It seems like this situation is serious enough that we cannot let this kind of work be privatized.
Not interested in entertaining all the "this is the norm" arguments, that's just an attempt at getting people to normalize this behavior.
Does anyone know if the Center of AI Safety acting for the public good and is this on their radar?
OpenAI is making people rich and America look good, all while not doing anything obviously harmful to the public interest. They’re not a juicy target for anyone in the public sphere. If any one of those changes, OpenAI and possibly its leadership are in extremely hot water with the authorities.
Yeah, gonna have to challenge that:
1. We don't really if what they are doing is harming public interest, because we dont have access to much information about whats happening behind the scenes.
2. And there is enough information about this tech that leads to the possibility of it causing systemic damage to society if its not correctly controlled.
As for "too important to privatize"... practically all the important work in the world is done by private companies. It wasn't the government who just created vaccines for Covid. It isn't the government producing weapons for defense. It's not Joe B producing houses or electricity or cars or planes. That's not to say the government doesn't do anything but the idea that the dividing line for government work is "super important work" is wildly wrong and it's much closer to the inverse.

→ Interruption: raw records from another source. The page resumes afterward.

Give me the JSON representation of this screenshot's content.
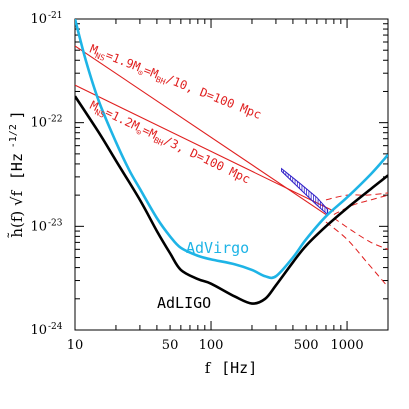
{
  "chart_data": {
    "type": "line",
    "xlabel_main": "f",
    "xlabel_unit": "[Hz]",
    "ylabel_main": "h̃(f) √f",
    "ylabel_unit": "[Hz",
    "ylabel_exp": "-1/2",
    "ylabel_close": "]",
    "xscale": "log",
    "yscale": "log",
    "xlim": [
      10,
      2000
    ],
    "ylim": [
      1e-24,
      1e-21
    ],
    "x_ticks": [
      {
        "value": 10,
        "label": "10"
      },
      {
        "value": 50,
        "label": "50"
      },
      {
        "value": 100,
        "label": "100"
      },
      {
        "value": 500,
        "label": "500"
      },
      {
        "value": 1000,
        "label": "1000"
      }
    ],
    "y_ticks": [
      {
        "value": 1e-24,
        "base": "10",
        "exp": "-24"
      },
      {
        "value": 1e-23,
        "base": "10",
        "exp": "-23"
      },
      {
        "value": 1e-22,
        "base": "10",
        "exp": "-22"
      },
      {
        "value": 1e-21,
        "base": "10",
        "exp": "-21"
      }
    ],
    "series": [
      {
        "name": "AdLIGO",
        "color": "#000000",
        "x": [
          10,
          15,
          20,
          30,
          40,
          50,
          60,
          80,
          100,
          150,
          200,
          250,
          300,
          400,
          500,
          700,
          1000,
          1500,
          2000
        ],
        "y": [
          1.8e-22,
          8e-23,
          4.3e-23,
          1.8e-23,
          9e-24,
          5.5e-24,
          3.8e-24,
          3.1e-24,
          2.8e-24,
          2.1e-24,
          1.8e-24,
          2e-24,
          2.7e-24,
          4.5e-24,
          6.5e-24,
          1e-23,
          1.5e-23,
          2.3e-23,
          3.1e-23
        ]
      },
      {
        "name": "AdVirgo",
        "color": "#1eb4e6",
        "x": [
          10,
          12,
          15,
          20,
          25,
          30,
          40,
          50,
          60,
          80,
          100,
          150,
          200,
          250,
          300,
          400,
          500,
          700,
          1000,
          1500,
          2000
        ],
        "y": [
          1e-21,
          4e-22,
          1.6e-22,
          6.5e-23,
          3.5e-23,
          2.3e-23,
          1.2e-23,
          8e-24,
          6.2e-24,
          5.2e-24,
          4.8e-24,
          4.3e-24,
          3.8e-24,
          3.3e-24,
          3.3e-24,
          5e-24,
          7.5e-24,
          1.25e-23,
          1.9e-23,
          3.2e-23,
          4.9e-23
        ]
      }
    ],
    "signals": [
      {
        "label": "M_NS=1.9M_⊙=M_BH/10, D=100 Mpc",
        "label_parts": {
          "M": "M",
          "sub_ns": "NS",
          "mid1": "=1.9M",
          "sub_sun": "⊙",
          "mid2": "=M",
          "sub_bh": "BH",
          "tail": "/10, D=100 Mpc"
        },
        "color": "#e02020",
        "solid": {
          "x": [
            10,
            700
          ],
          "y": [
            5.5e-22,
            1.3e-23
          ]
        },
        "dashed_upper": {
          "x": [
            700,
            1000,
            1400,
            2000
          ],
          "y": [
            1.8e-23,
            2e-23,
            2e-23,
            2.1e-23
          ]
        },
        "dashed_lower": {
          "x": [
            700,
            1000,
            1400,
            2000
          ],
          "y": [
            1.1e-23,
            7.5e-24,
            4.5e-24,
            2.6e-24
          ]
        }
      },
      {
        "label": "M_NS=1.2M_⊙=M_BH/3, D=100 Mpc",
        "label_parts": {
          "M": "M",
          "sub_ns": "NS",
          "mid1": "=1.2M",
          "sub_sun": "⊙",
          "mid2": "=M",
          "sub_bh": "BH",
          "tail": "/3, D=100 Mpc"
        },
        "color": "#e02020",
        "solid": {
          "x": [
            10,
            800
          ],
          "y": [
            2.3e-22,
            1.4e-23
          ]
        },
        "dashed_upper": {
          "x": [
            800,
            1100,
            1500,
            2000
          ],
          "y": [
            1.3e-23,
            1.6e-23,
            1.8e-23,
            2e-23
          ]
        },
        "dashed_lower": {
          "x": [
            800,
            1100,
            1500,
            2000
          ],
          "y": [
            1.2e-23,
            9e-24,
            7e-24,
            6e-24
          ]
        }
      }
    ],
    "band": {
      "color": "#3020c8",
      "upper": {
        "x": [
          330,
          450,
          600,
          720
        ],
        "y": [
          3.6e-23,
          2.6e-23,
          1.9e-23,
          1.45e-23
        ]
      },
      "lower": {
        "x": [
          330,
          450,
          600,
          720
        ],
        "y": [
          3.4e-23,
          2.3e-23,
          1.6e-23,
          1.3e-23
        ]
      }
    },
    "annotations": {
      "advirgo": "AdVirgo",
      "adligo": "AdLIGO"
    }
  }
}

LOL, another one thinks the US is the entire world.
The comment about all the important work in the world being done by private companies was indeed a global comment. You may not realize this, but covid vaccines were made by astrazeneca (UK), BioNTech (Germany), several US companies and others. Defense companies are located in every major economy. Most countries have power systems which are privately owned. Commercial planes are mostly built by one large French company and one large US company. All the large producers of cars around the world are private companies - big ones exist in the US, Japan, various European countries, Korea and China.

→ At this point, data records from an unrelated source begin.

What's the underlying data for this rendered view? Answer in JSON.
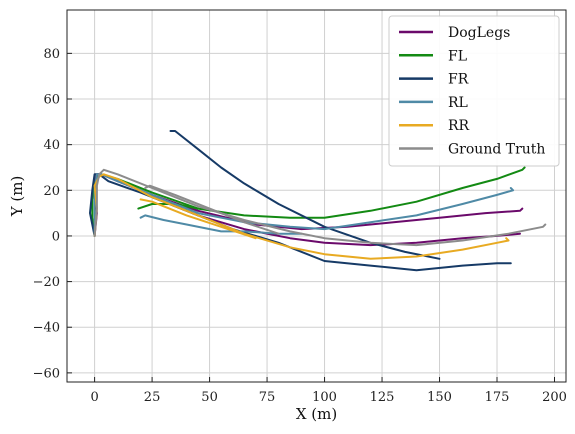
{
  "chart_data": {
    "type": "line",
    "title": "",
    "xlabel": "X (m)",
    "ylabel": "Y (m)",
    "xlim": [
      -12,
      205
    ],
    "ylim": [
      -64,
      99
    ],
    "xticks": [
      0,
      25,
      50,
      75,
      100,
      125,
      150,
      175,
      200
    ],
    "yticks": [
      -60,
      -40,
      -20,
      0,
      20,
      40,
      60,
      80
    ],
    "xtick_labels": [
      "0",
      "25",
      "50",
      "75",
      "100",
      "125",
      "150",
      "175",
      "200"
    ],
    "ytick_labels": [
      "−60",
      "−40",
      "−20",
      "0",
      "20",
      "40",
      "60",
      "80"
    ],
    "grid": true,
    "legend_position": "top-right",
    "series": [
      {
        "name": "DogLegs",
        "color": "#6b0a6b",
        "paths": [
          [
            [
              0,
              0
            ],
            [
              1,
              10
            ],
            [
              0,
              18
            ],
            [
              0,
              24
            ],
            [
              1,
              27
            ],
            [
              3,
              27
            ],
            [
              10,
              24
            ],
            [
              25,
              18
            ],
            [
              45,
              11
            ],
            [
              70,
              5
            ],
            [
              90,
              3
            ],
            [
              110,
              4
            ],
            [
              130,
              6
            ],
            [
              150,
              8
            ],
            [
              170,
              10
            ],
            [
              185,
              11
            ],
            [
              186,
              12
            ]
          ],
          [
            [
              25,
              17
            ],
            [
              45,
              9
            ],
            [
              65,
              3
            ],
            [
              85,
              -1
            ],
            [
              100,
              -3
            ],
            [
              120,
              -4
            ],
            [
              140,
              -3
            ],
            [
              160,
              -1
            ],
            [
              175,
              0
            ],
            [
              185,
              1
            ]
          ]
        ]
      },
      {
        "name": "FL",
        "color": "#138a13",
        "paths": [
          [
            [
              0,
              0
            ],
            [
              -1,
              8
            ],
            [
              -1,
              16
            ],
            [
              0,
              22
            ],
            [
              1,
              26
            ],
            [
              3,
              27
            ],
            [
              10,
              25
            ],
            [
              25,
              19
            ],
            [
              45,
              12
            ],
            [
              65,
              9
            ],
            [
              85,
              8
            ],
            [
              100,
              8
            ],
            [
              120,
              11
            ],
            [
              140,
              15
            ],
            [
              160,
              21
            ],
            [
              175,
              25
            ],
            [
              186,
              29
            ],
            [
              187,
              30
            ]
          ],
          [
            [
              19,
              12
            ],
            [
              25,
              14
            ],
            [
              35,
              14
            ],
            [
              45,
              12
            ]
          ]
        ]
      },
      {
        "name": "FR",
        "color": "#163a66",
        "paths": [
          [
            [
              0,
              0
            ],
            [
              -2,
              10
            ],
            [
              -1,
              20
            ],
            [
              0,
              27
            ],
            [
              2,
              27
            ],
            [
              6,
              24
            ],
            [
              20,
              19
            ],
            [
              40,
              11
            ],
            [
              60,
              3
            ],
            [
              80,
              -3
            ],
            [
              100,
              -11
            ],
            [
              120,
              -13
            ],
            [
              140,
              -15
            ],
            [
              160,
              -13
            ],
            [
              175,
              -12
            ],
            [
              181,
              -12
            ]
          ],
          [
            [
              33,
              46
            ],
            [
              35,
              46
            ],
            [
              45,
              38
            ],
            [
              55,
              30
            ],
            [
              65,
              23
            ],
            [
              80,
              14
            ],
            [
              100,
              4
            ],
            [
              120,
              -3
            ],
            [
              135,
              -7
            ],
            [
              150,
              -10
            ]
          ]
        ]
      },
      {
        "name": "RL",
        "color": "#4f8aa6",
        "paths": [
          [
            [
              0,
              0
            ],
            [
              0,
              10
            ],
            [
              0,
              20
            ],
            [
              1,
              27
            ],
            [
              3,
              27
            ],
            [
              10,
              24
            ],
            [
              25,
              18
            ],
            [
              45,
              10
            ],
            [
              65,
              6
            ],
            [
              85,
              4
            ],
            [
              100,
              3
            ],
            [
              120,
              6
            ],
            [
              140,
              9
            ],
            [
              160,
              14
            ],
            [
              175,
              18
            ],
            [
              182,
              20
            ],
            [
              181,
              21
            ]
          ],
          [
            [
              20,
              8
            ],
            [
              22,
              9
            ],
            [
              30,
              7
            ],
            [
              40,
              5
            ],
            [
              55,
              2
            ],
            [
              65,
              2
            ],
            [
              80,
              1
            ],
            [
              90,
              1
            ]
          ]
        ]
      },
      {
        "name": "RR",
        "color": "#e8aa22",
        "paths": [
          [
            [
              0,
              0
            ],
            [
              1,
              12
            ],
            [
              0,
              22
            ],
            [
              2,
              26
            ],
            [
              4,
              27
            ],
            [
              10,
              25
            ],
            [
              25,
              17
            ],
            [
              45,
              9
            ],
            [
              65,
              1
            ],
            [
              85,
              -5
            ],
            [
              100,
              -8
            ],
            [
              120,
              -10
            ],
            [
              140,
              -9
            ],
            [
              160,
              -6
            ],
            [
              175,
              -3
            ],
            [
              180,
              -2
            ],
            [
              179,
              -1
            ]
          ],
          [
            [
              20,
              16
            ],
            [
              25,
              15
            ],
            [
              40,
              9
            ],
            [
              55,
              4
            ],
            [
              70,
              -1
            ]
          ]
        ]
      },
      {
        "name": "Ground Truth",
        "color": "#8c8c8c",
        "paths": [
          [
            [
              0,
              0
            ],
            [
              1,
              12
            ],
            [
              1,
              22
            ],
            [
              2,
              27
            ],
            [
              4,
              29
            ],
            [
              10,
              27
            ],
            [
              25,
              21
            ],
            [
              45,
              13
            ],
            [
              65,
              7
            ],
            [
              85,
              2
            ],
            [
              100,
              -1
            ],
            [
              120,
              -3
            ],
            [
              140,
              -4
            ],
            [
              160,
              -2
            ],
            [
              180,
              1
            ],
            [
              195,
              4
            ],
            [
              196,
              5
            ]
          ],
          [
            [
              22,
              21
            ],
            [
              24,
              22
            ],
            [
              35,
              18
            ],
            [
              50,
              12
            ],
            [
              65,
              6
            ],
            [
              80,
              1
            ]
          ]
        ]
      }
    ]
  }
}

Specifically, you are confusing all and some.
A basic education in economics (and manners) might be in order.
Oh, I apologize. I have idiotism allergies.
>"practically all" was the initial statement
Yeah, and my original statement still stands.

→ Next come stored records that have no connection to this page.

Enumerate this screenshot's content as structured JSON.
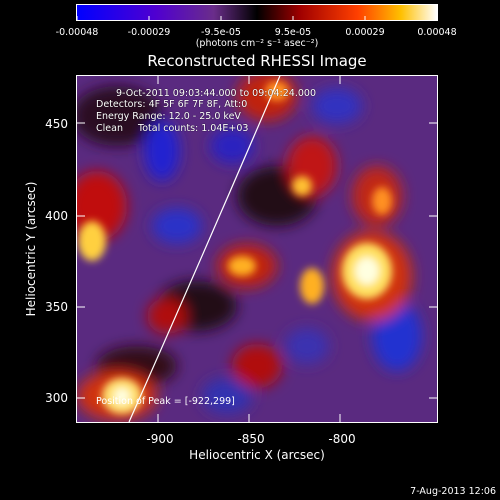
{
  "colorbar": {
    "ticks": [
      "-0.00048",
      "-0.00029",
      "-9.5e-05",
      "9.5e-05",
      "0.00029",
      "0.00048"
    ],
    "unit": "(photons cm⁻² s⁻¹ asec⁻²)",
    "colors": [
      "#0000ff",
      "#5a00c8",
      "#6a2d8a",
      "#000000",
      "#b00000",
      "#ff6000",
      "#ffd000",
      "#ffffff"
    ]
  },
  "title": "Reconstructed RHESSI Image",
  "info": {
    "time_range": "9-Oct-2011 09:03:44.000 to 09:04:24.000",
    "detectors": "Detectors: 4F 5F 6F 7F 8F, Att:0",
    "energy": "Energy Range: 12.0 - 25.0 keV",
    "clean": "Clean     Total counts: 1.04E+03",
    "peak": "Position of Peak = [-922,299]"
  },
  "axes": {
    "xlabel": "Heliocentric X (arcsec)",
    "ylabel": "Heliocentric Y (arcsec)",
    "xticks": [
      "-900",
      "-850",
      "-800"
    ],
    "yticks": [
      "450",
      "400",
      "350",
      "300"
    ]
  },
  "datestamp": "7-Aug-2013 12:06"
}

Go open a history book or something. Or find out what "N" in "NSF" stands for, or realize that China exist.
My do you have some peculiar ideas.
You were using the NSF budget as a measure of importance of its work.
You also compared it to the GDP, which only makes sense if you think that all work done is equally important. How very socialist of you.
>Add reading comprehension 101 to econ 101 and then it will compute
What you say "computes" only after adding Dunning-Kruger to the mix.
To calculate a %, both the numerator and denominator have to be the same units.
Great, you're simply saying that pretty much all of science has the same importance as 10% of all other work being done. And you consider budget as a measure of output.
All that in the context of a conversation about technological breakthroughs, mind you.
By that metric, someone like Richard Feynman has produced less important work than your average run-of-the-mill engineer with a slightly higher salary.
Did you time-travel here from the USSR? The leadership there had similar ideas back in the day.
This is becoming very entertaining at this point.